For young adults in Maryland, the National Institutes of Health Clinical Trials Database and SAMHSA's treatment locator list other residential programs (Evergreen Treatment Services in Carroll County, for instance), but most are addiction-focused rather than transdiagnostic mental health programs. High Hopes' emphasis on depression, anxiety, and dual diagnosis (mental illness plus substance use) narrows its niche usefully; it is not the right fit if you are seeking primary addiction detoxification, but it is precise for mood and anxiety disorders with concurrent substance use.

Who it suits and who it does not

High Hopes works well for young adults whose symptoms are severe enough to interfere with work or school, who have relapsed or plateaued on outpatient therapy, who benefit from peer support, and who can commit to 90 days away from their current environment. It also suits people whose family dynamics or social networks reinforce unhealthy patterns; the residential separation creates breathing room.

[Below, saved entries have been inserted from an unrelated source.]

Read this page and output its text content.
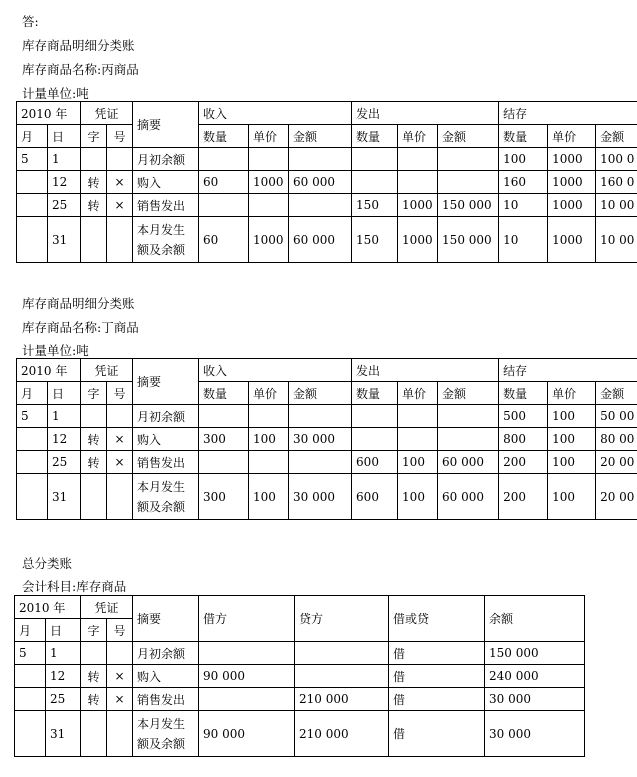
答:
库存商品明细分类账
库存商品名称:丙商品
计量单位:吨
2010 年		凭证		摘要	收入			发出			结存		
月	日	字	号		数量	单价	金额	数量	单价	金额	数量	单价	金额
5	1			月初余额							100	1000	100 0
	12	转	×	购入	60	1000	60 000				160	1000	160 0
	25	转	×	销售发出				150	1000	150 000	10	1000	10 00
	31			本月发生额及余额	60	1000	60 000	150	1000	150 000	10	1000	10 00
库存商品明细分类账
库存商品名称:丁商品
计量单位:吨
2010 年		凭证		摘要	收入			发出			结存		
月	日	字	号		数量	单价	金额	数量	单价	金额	数量	单价	金额
5	1			月初余额							500	100	50 00
	12	转	×	购入	300	100	30 000				800	100	80 00
	25	转	×	销售发出				600	100	60 000	200	100	20 00
	31			本月发生额及余额	300	100	30 000	600	100	60 000	200	100	20 00
总分类账
会计科目:库存商品
2010 年		凭证		摘要	借方	贷方	借或贷	余额
月	日	字	号					
5	1			月初余额			借	150 000
	12	转	×	购入	90 000		借	240 000
	25	转	×	销售发出		210 000	借	30 000
	31			本月发生额及余额	90 000	210 000	借	30 000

It does not suit someone in acute crisis (suicidal, actively hallucinating, in withdrawal); go to Harbor Oaks or the ER. It is not ideal for people unable to step away from major work or caregiving responsibilities for three months. It does not accept residents under 18 or over 30, so teenagers and older adults need alternatives. It is not a primary substance abuse program, so someone seeking residential detox should look to addiction-specific facilities like Mountain Laurel Center (in Harford County) or the University of Maryland Addiction Medicine program.

What the first visit and intake involve

Prospective residents or families typically call to discuss fit and start an intake call with a clinician, which covers psychiatric history, current medication, substance use, suicidality or safety concerns, and financial capacity. If there is a preliminary match, an in-person evaluation follows; the clinical team meets the person, reviews medical records, and determines medical stability. High Hopes requires a recent physical exam and labs (within three months) to rule out medical causes of symptoms (thyroid dysfunction, anemia, etc.). If you are on psychiatric medication, continuity is preserved; High Hopes does not force a medication change, though the psychiatrist may adjust dosing or add/remove agents as part of treatment.

Admissions happen on a rolling basis. Once accepted, your first week is orientation to the house, meet staff and residents, establish routine, and formalize a treatment contract. The pace picks up quickly; you will be in group therapy, individual sessions, and DBT skills groups within days.

Hours, location, parking, and logistics

High Hopes is located in the Roland Park neighborhood of Baltimore. Parking is available on-site (verify lot capacity during intake). Visiting hours typically run evenings and weekends (confirm exact schedule); family involvement is encouraged but structured, not unlimited. The program is not open to walk-in admissions; enrollment is by appointment and clinical approval only.

Baltimore's public transit (MTA) serves the area if you need to leave the facility for outside appointments, though most clinical needs are met on-site. If you are driving to visit, allow time for Roland Park traffic, especially weekday afternoons.

Why High Hopes matters in Baltimore

Young adults in Baltimore navigate a mental health system fragmented between emergency departments, brief outpatient encounters, and limited residential options. High Hopes offers continuity, community, and enough time to practice new skills in a stable setting before discharge. For someone caught between crisis and self-sufficiency, it is a rare local option.